PVR INOX merger, a price-fixing strategy?

PVR and Inox announced their intention to merge to form PVR INOX. And they will now control 50% of India's multiplex industry in one swoop — a merger of epic proportions.
The combined entity will be known as PVR INOX Ltd, with existing screens continuing to be branded as PVR and INOX, respectively. PVR INOX will be the brand name for new cinemas opened following the merger, the companies announced on March 27.
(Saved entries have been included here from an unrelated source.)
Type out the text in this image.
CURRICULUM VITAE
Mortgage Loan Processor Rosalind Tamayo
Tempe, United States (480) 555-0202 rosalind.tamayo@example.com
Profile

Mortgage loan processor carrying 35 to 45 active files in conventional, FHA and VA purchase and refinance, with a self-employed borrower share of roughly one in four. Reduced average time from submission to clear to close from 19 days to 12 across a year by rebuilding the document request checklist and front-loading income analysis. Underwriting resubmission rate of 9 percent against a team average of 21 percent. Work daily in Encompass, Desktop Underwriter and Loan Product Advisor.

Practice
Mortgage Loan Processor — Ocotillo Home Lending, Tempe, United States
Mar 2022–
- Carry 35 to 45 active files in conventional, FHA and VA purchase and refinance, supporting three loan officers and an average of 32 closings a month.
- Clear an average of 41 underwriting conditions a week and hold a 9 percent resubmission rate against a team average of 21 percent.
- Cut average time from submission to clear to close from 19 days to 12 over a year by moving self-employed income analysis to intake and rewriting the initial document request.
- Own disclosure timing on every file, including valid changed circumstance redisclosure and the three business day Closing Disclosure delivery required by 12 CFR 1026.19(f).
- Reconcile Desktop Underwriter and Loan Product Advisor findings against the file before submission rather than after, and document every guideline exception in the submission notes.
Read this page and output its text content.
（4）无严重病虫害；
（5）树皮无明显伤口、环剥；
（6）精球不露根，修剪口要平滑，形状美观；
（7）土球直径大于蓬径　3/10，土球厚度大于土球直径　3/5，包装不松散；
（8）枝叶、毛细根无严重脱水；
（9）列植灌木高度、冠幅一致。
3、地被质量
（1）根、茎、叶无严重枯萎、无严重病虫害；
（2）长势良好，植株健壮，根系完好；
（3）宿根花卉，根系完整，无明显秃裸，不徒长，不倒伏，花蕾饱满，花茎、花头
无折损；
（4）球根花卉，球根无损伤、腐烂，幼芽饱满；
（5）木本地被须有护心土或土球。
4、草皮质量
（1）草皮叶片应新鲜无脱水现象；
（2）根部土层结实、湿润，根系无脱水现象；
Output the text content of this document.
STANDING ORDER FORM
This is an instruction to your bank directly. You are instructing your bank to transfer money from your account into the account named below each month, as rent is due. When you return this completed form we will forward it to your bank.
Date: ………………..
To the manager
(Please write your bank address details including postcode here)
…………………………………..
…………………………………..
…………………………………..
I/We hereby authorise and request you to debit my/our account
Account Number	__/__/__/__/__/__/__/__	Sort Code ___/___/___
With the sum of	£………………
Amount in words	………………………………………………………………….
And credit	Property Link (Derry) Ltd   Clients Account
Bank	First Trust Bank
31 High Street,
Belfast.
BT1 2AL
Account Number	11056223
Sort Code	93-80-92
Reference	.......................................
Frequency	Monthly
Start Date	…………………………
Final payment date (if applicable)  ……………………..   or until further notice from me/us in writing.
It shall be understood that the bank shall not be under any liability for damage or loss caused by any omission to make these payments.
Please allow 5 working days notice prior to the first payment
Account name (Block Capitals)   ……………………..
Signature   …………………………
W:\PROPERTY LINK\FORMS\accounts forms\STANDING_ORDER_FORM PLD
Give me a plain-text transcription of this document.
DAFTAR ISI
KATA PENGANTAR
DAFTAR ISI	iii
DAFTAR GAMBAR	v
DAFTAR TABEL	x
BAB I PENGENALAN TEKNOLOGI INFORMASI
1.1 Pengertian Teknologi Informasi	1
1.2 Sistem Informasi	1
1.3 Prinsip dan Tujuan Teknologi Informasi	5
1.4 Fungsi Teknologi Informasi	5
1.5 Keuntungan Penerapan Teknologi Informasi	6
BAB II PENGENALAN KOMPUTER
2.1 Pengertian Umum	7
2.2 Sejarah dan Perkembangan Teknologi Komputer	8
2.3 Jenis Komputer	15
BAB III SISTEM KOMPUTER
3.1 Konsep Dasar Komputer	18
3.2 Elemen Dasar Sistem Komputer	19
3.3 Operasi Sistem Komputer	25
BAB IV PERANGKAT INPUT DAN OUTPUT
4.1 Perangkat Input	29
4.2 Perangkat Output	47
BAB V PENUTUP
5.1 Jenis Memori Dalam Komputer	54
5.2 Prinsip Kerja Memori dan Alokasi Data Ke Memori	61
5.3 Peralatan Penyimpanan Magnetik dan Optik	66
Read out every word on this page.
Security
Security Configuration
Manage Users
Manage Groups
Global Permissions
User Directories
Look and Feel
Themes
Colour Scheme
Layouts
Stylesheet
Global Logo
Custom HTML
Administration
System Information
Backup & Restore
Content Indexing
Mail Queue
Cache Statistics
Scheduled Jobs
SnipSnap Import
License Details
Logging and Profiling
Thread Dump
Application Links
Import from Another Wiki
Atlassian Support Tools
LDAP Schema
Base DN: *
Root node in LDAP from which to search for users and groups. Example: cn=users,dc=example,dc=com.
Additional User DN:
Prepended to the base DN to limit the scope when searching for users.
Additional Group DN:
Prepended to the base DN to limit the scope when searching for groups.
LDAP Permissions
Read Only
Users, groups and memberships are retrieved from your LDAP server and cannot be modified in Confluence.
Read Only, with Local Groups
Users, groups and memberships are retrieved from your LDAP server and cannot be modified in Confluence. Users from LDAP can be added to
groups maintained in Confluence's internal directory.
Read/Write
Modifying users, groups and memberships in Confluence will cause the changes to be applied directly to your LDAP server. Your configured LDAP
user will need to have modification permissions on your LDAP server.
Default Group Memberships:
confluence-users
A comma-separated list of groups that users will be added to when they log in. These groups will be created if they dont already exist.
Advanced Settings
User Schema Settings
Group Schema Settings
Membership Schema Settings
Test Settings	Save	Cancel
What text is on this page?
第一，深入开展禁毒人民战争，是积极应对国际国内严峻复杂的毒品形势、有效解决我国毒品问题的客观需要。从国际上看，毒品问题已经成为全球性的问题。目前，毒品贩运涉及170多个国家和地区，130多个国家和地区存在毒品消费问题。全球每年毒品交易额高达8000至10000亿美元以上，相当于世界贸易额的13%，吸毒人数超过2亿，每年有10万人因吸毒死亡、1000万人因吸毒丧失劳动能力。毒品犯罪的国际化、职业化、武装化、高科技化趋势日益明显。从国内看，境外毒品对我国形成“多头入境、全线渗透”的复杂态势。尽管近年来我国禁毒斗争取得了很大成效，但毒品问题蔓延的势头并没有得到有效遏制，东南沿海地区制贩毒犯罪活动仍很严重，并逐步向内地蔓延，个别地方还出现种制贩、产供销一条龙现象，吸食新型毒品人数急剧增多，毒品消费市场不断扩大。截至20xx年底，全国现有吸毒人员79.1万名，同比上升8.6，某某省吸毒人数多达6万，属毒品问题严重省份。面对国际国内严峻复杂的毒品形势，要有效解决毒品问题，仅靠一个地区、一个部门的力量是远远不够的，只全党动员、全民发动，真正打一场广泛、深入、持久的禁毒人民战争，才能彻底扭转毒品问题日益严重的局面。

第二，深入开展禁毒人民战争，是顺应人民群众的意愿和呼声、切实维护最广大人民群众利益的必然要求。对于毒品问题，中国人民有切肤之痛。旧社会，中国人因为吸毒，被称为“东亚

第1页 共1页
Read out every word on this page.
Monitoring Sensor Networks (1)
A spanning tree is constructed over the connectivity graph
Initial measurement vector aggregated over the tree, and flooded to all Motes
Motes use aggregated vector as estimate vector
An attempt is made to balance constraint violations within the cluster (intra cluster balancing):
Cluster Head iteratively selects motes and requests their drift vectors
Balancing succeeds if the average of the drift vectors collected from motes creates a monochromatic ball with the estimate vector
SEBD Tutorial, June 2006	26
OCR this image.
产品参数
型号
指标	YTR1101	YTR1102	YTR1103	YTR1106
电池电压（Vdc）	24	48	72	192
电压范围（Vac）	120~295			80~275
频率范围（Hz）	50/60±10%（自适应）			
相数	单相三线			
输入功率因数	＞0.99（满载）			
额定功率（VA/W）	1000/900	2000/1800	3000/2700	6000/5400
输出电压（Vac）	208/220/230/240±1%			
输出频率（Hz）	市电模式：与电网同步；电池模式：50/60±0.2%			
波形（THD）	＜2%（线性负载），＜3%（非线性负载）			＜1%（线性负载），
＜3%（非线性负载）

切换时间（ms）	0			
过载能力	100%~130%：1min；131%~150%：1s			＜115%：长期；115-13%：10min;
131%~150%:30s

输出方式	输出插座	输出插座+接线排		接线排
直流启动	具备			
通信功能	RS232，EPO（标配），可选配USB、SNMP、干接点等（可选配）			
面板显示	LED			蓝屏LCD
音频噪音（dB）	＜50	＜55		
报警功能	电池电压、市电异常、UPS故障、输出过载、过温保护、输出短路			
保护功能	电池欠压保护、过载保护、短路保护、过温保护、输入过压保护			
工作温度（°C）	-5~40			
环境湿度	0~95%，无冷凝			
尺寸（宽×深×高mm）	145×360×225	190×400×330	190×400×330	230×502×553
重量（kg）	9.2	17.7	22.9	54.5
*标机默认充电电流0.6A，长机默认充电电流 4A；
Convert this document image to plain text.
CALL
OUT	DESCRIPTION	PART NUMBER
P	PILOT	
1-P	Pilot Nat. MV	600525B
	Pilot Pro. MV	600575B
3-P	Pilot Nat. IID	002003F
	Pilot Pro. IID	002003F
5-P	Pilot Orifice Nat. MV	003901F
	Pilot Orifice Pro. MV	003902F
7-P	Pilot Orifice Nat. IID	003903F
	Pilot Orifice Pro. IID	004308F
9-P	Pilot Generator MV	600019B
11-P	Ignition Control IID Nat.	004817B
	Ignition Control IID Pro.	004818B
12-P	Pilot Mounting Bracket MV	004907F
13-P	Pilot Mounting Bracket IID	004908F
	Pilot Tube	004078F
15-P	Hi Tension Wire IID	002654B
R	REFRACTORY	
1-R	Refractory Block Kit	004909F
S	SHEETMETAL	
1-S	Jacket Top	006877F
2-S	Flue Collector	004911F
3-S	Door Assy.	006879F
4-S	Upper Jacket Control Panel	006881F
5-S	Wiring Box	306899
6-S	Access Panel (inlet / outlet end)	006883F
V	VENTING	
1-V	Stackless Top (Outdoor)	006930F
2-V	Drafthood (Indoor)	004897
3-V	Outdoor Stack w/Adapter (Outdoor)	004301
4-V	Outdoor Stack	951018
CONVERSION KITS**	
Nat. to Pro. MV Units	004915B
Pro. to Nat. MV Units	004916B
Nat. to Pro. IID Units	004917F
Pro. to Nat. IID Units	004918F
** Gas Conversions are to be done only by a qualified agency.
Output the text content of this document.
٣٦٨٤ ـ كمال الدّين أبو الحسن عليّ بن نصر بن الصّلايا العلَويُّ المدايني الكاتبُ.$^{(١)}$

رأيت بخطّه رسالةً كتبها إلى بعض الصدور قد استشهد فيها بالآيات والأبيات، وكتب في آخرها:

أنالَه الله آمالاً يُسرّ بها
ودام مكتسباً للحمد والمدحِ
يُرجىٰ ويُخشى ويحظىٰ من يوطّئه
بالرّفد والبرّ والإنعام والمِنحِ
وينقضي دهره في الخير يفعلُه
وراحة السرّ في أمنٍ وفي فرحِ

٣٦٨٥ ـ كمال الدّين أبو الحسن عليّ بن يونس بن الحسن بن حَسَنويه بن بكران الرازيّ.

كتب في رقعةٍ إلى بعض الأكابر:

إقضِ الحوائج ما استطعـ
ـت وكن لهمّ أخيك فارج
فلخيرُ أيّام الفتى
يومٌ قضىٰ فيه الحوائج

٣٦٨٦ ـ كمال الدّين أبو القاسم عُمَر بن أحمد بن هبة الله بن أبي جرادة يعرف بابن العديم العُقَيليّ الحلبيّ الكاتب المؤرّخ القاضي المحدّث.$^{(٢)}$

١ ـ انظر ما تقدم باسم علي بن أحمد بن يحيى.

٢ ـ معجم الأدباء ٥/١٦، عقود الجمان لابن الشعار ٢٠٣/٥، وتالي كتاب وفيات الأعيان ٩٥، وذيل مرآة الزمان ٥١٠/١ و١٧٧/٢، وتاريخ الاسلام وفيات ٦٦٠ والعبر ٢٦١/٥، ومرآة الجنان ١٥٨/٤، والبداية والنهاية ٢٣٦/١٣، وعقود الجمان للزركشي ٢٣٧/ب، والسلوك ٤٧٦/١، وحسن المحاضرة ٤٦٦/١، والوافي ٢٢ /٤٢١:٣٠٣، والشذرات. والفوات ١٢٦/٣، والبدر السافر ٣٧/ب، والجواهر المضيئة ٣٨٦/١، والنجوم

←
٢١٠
INOX Leisure and PVR saw their share prices surge 20% and 10%, respectively, on 28th March, as the two largest multiplex chains in India announced their intention to merge operations. This is an extremely high jump. The market is using its invisible hand to highlight that the merger has given them enormous hope. They expect both revenues and profitability of the entities to become significantly better. This article will explore the reasons behind such a belief.

The merger will give both companies a lot of bargaining power on both the suppliers and customers side. OTT Platforms have been taking up a lot of space in the Movie Industry during the Pandemic. Some producers are cutting short the number of weeks for Cinema to release the movie on OTT earlier. Moreover, there is competition between PVR and INOX for advertisements. This brings down the prices they can charge. On the other side, Customers may need to spend more both on movie tickets and add-ons like Popcorn. The sort of power which such a merger can bring is immense.

Here comes the Competition Commission of India. If there is any Appreciable Adverse Effect on Competition (AAEC) , then they can stop the merger. However, there are certain clauses that restrict them as well. If the combining entities have a revenue in tototal of less than 1000 crores then they do not need explicit CCI approval. In this case, due to the lockdowns, the sum total of revenues of PVR and Inox had come crashing down to 300 crores (FY21) from 5000 crores (FY20). Hence, the timing of the merger could not have been better.

According to the agreement, INOX will merge with PVR at a share swap ratio of three PVR shares for every ten INOX shares. Following the merger, the promoters of INOX will join the existing promoters of PVR as co-promoters of the merged entity. The promoters of PVR will own 10.62 percent of the combined entity, while the promoters of INOX will own 16.66 percent, it added. What remains to be seen is how the merger pans out in the future and if all goes well.